In 1564, Aru kingdom was defeated by Ottomans during the Ottoman expedition to Aceh. In 1613, the ambitious and warlike Sultan Iskandar Muda of Aceh, strike a final blow to seal the fate of Aru kingdom. The discovery of tin bullets suggests that Benteng Putri Hijau was a battle site. Aru kingdom was dissolved in the early 17th century. Its successor state was the Deli which was reduced to the status of an Aceh protectorate (1632–1669) and later conquered by Siak (1669–1854).

==Society==
===Religion===
Within the Kingdom of Aru, there were three religions recognised by its people: Islam, the faith adhered to by kingdom's elites, the royal family and coastal society; Hinduism adhered to by Tamil settlers; and native pagan animism practiced by the Karonese population of the hinterland. The Kingdom of Aru was initially built upon the larger Karo society, which was a pagan animist culture. The traditional animist belief system of Karonese is called Pemena.

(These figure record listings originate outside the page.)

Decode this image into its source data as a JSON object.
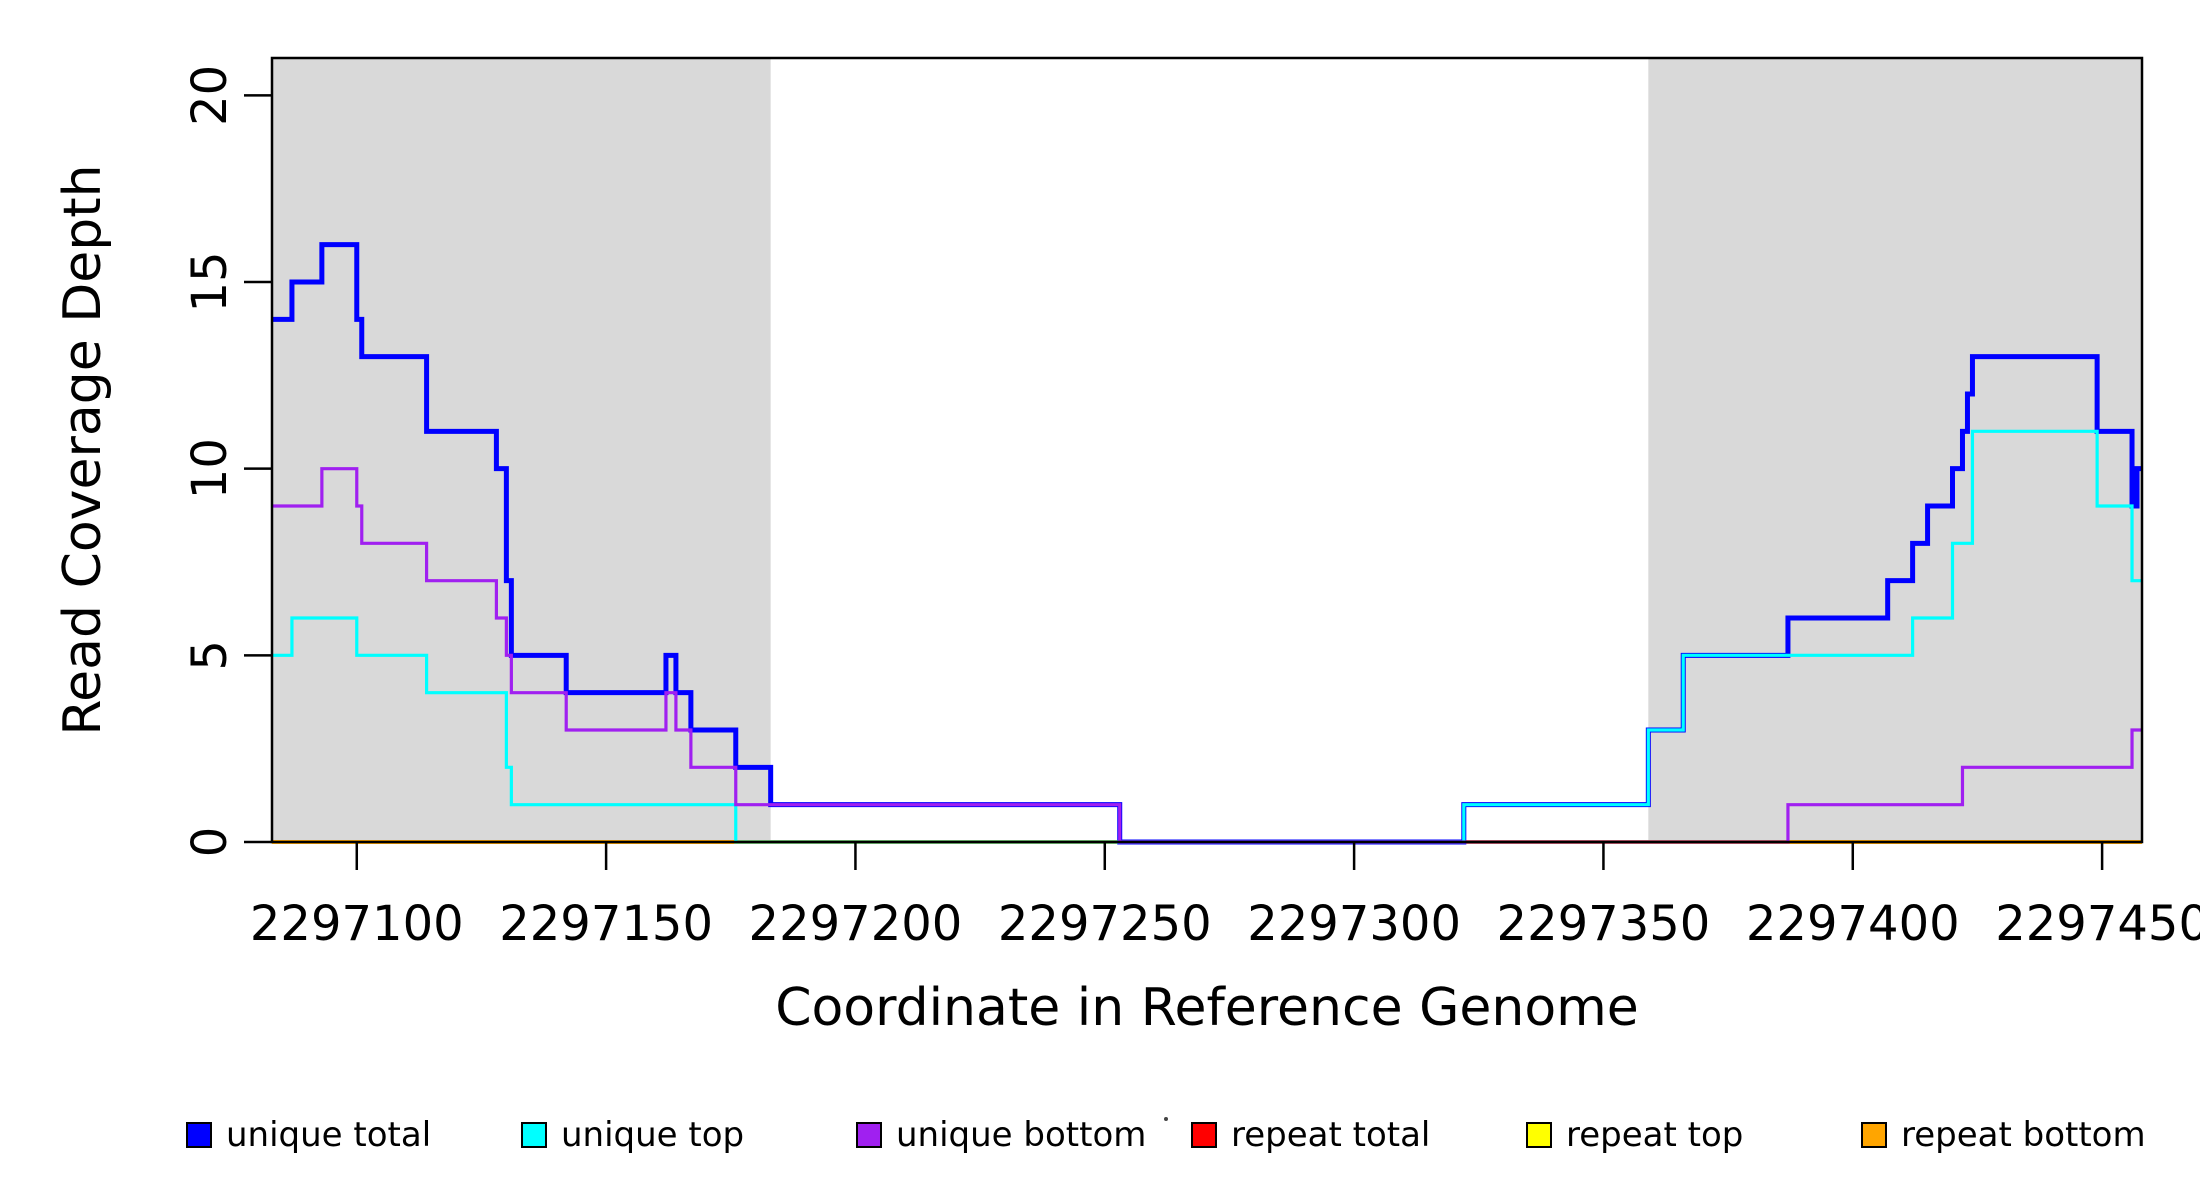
{
  "chart_data": {
    "type": "line",
    "subtype": "step-coverage-plot",
    "title": "",
    "xlabel": "Coordinate in Reference Genome",
    "ylabel": "Read Coverage Depth",
    "xlim": [
      2297083,
      2297458
    ],
    "ylim": [
      0,
      21
    ],
    "grid": false,
    "x_ticks": [
      2297100,
      2297150,
      2297200,
      2297250,
      2297300,
      2297350,
      2297400,
      2297450
    ],
    "y_ticks": [
      0,
      5,
      10,
      15,
      20
    ],
    "shade_color": "#d9d9d9",
    "shaded_regions": [
      {
        "x0": 2297083,
        "x1": 2297183
      },
      {
        "x0": 2297359,
        "x1": 2297458
      }
    ],
    "series": [
      {
        "name": "repeat total",
        "color": "#ff0000",
        "lw": 3,
        "steps": [
          [
            2297083,
            0
          ]
        ],
        "end": 2297458
      },
      {
        "name": "repeat top",
        "color": "#ffff00",
        "lw": 3,
        "steps": [
          [
            2297083,
            0
          ]
        ],
        "end": 2297458
      },
      {
        "name": "repeat bottom",
        "color": "#ffa500",
        "lw": 4,
        "steps": [
          [
            2297083,
            0
          ]
        ],
        "end": 2297458
      },
      {
        "name": "unique total",
        "color": "#0000ff",
        "lw": 5,
        "steps": [
          [
            2297083,
            14
          ],
          [
            2297087,
            15
          ],
          [
            2297093,
            16
          ],
          [
            2297100,
            14
          ],
          [
            2297101,
            13
          ],
          [
            2297114,
            11
          ],
          [
            2297128,
            10
          ],
          [
            2297130,
            7
          ],
          [
            2297131,
            5
          ],
          [
            2297142,
            4
          ],
          [
            2297162,
            5
          ],
          [
            2297164,
            4
          ],
          [
            2297167,
            3
          ],
          [
            2297176,
            2
          ],
          [
            2297183,
            1
          ],
          [
            2297253,
            0
          ],
          [
            2297322,
            1
          ],
          [
            2297359,
            3
          ],
          [
            2297366,
            5
          ],
          [
            2297387,
            6
          ],
          [
            2297407,
            7
          ],
          [
            2297412,
            8
          ],
          [
            2297415,
            9
          ],
          [
            2297420,
            10
          ],
          [
            2297422,
            11
          ],
          [
            2297423,
            12
          ],
          [
            2297424,
            13
          ],
          [
            2297449,
            11
          ],
          [
            2297456,
            9
          ],
          [
            2297457,
            10
          ]
        ],
        "end": 2297458
      },
      {
        "name": "unique top",
        "color": "#00ffff",
        "lw": 3.2,
        "steps": [
          [
            2297083,
            5
          ],
          [
            2297087,
            6
          ],
          [
            2297100,
            5
          ],
          [
            2297114,
            4
          ],
          [
            2297130,
            2
          ],
          [
            2297131,
            1
          ],
          [
            2297176,
            0
          ],
          [
            2297322,
            1
          ],
          [
            2297359,
            3
          ],
          [
            2297366,
            5
          ],
          [
            2297412,
            6
          ],
          [
            2297420,
            8
          ],
          [
            2297424,
            11
          ],
          [
            2297449,
            9
          ],
          [
            2297456,
            7
          ]
        ],
        "end": 2297458
      },
      {
        "name": "unique bottom",
        "color": "#a020f0",
        "lw": 3.2,
        "steps": [
          [
            2297083,
            9
          ],
          [
            2297093,
            10
          ],
          [
            2297100,
            9
          ],
          [
            2297101,
            8
          ],
          [
            2297114,
            7
          ],
          [
            2297128,
            6
          ],
          [
            2297130,
            5
          ],
          [
            2297131,
            4
          ],
          [
            2297142,
            3
          ],
          [
            2297162,
            4
          ],
          [
            2297164,
            3
          ],
          [
            2297167,
            2
          ],
          [
            2297176,
            1
          ],
          [
            2297253,
            0
          ],
          [
            2297387,
            1
          ],
          [
            2297422,
            2
          ],
          [
            2297456,
            3
          ]
        ],
        "end": 2297458
      }
    ]
  },
  "legend": {
    "items": [
      {
        "label": "unique total",
        "color": "#0000ff"
      },
      {
        "label": "unique top",
        "color": "#00ffff"
      },
      {
        "label": "unique bottom",
        "color": "#a020f0"
      },
      {
        "label": "repeat total",
        "color": "#ff0000"
      },
      {
        "label": "repeat top",
        "color": "#ffff00"
      },
      {
        "label": "repeat bottom",
        "color": "#ffa500"
      }
    ],
    "stray_mark": "·"
  }
}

The Chinese Ming source Yingya Shenglan (1416) mentioned that the King of Aru and his subjects had embraced Islam. The conversion to Islam most likely took place earlier, probably in the late 13th century. Islamic gravestones discovered in Kota Rentang confirmed that Islamic society had taken firm root in the kingdom.

Archaeological excavation has uncovered fragments of lingam, which suggests that part of Aru's society, possibly Tamil settlers, adhered to Hinduism. Tamil traders settled in the kingdom, bringing Hindu influences with them, and they had integrated into Aru society.

===Economy and way of life===
The people of Aru made their living by fishing and farming. However, since their lands were not suitable for rice farming, most of them grew coconuts and bananas instead, or forest commodities such as rattan, camphor and frankincense. They raised poultry, ducks and goats, and they consumed milk. When they went into the forest, they used poisonous arrows and bows for protection. Both men and women covered their bodies by wrapping their lower limbs in cloth, however the upper parts were left uncovered. They traded their commodities for foreign goods, including Chinese ceramics, silk and colourful beads.

Archaeological findings and artifacts show that the Aru kingdom had established trading relations with India and China. According to a Chinese source, compared to Malacca and Pasai, Aru was not a great center of commerce. It seems that Aru failed to compete with Malacca and Pasai to attract regional and global Muslim traders. This led Aru kings to occasionally turn to piracy and raiding, aided by the Orang Laut, sea folk aligned to Aru.

===Culture===
The Chinese sources mention that the culture of Aru, areas such as customs, marriage and funeral traditions, language and trade, are quite similar to those of Malacca, Pasai and Java. The natural resources and commodities being traded there are also similar to those of the other polities in the region.

According to the Malay Annals, Aru kingdom adopted the etiquette and culture of the Malay court; their kings used Malay styles and titles such as "Raja Pahlawan" and "Sri Indra". However, this Malay acculturation was not complete, as traces of non-Malay culture, the native Karonese elements, survive to this day.

Aru maintained close cultural and trading relations with their kin in the hinterland – the Karo people of Karoland – at a time when they still practiced a native form of animism and paganism, which included a notorious practice of ritualised cannibalism. Thus, from the perspective of foreign records, the Aru country was notoriously known as the origin of savage cannibals.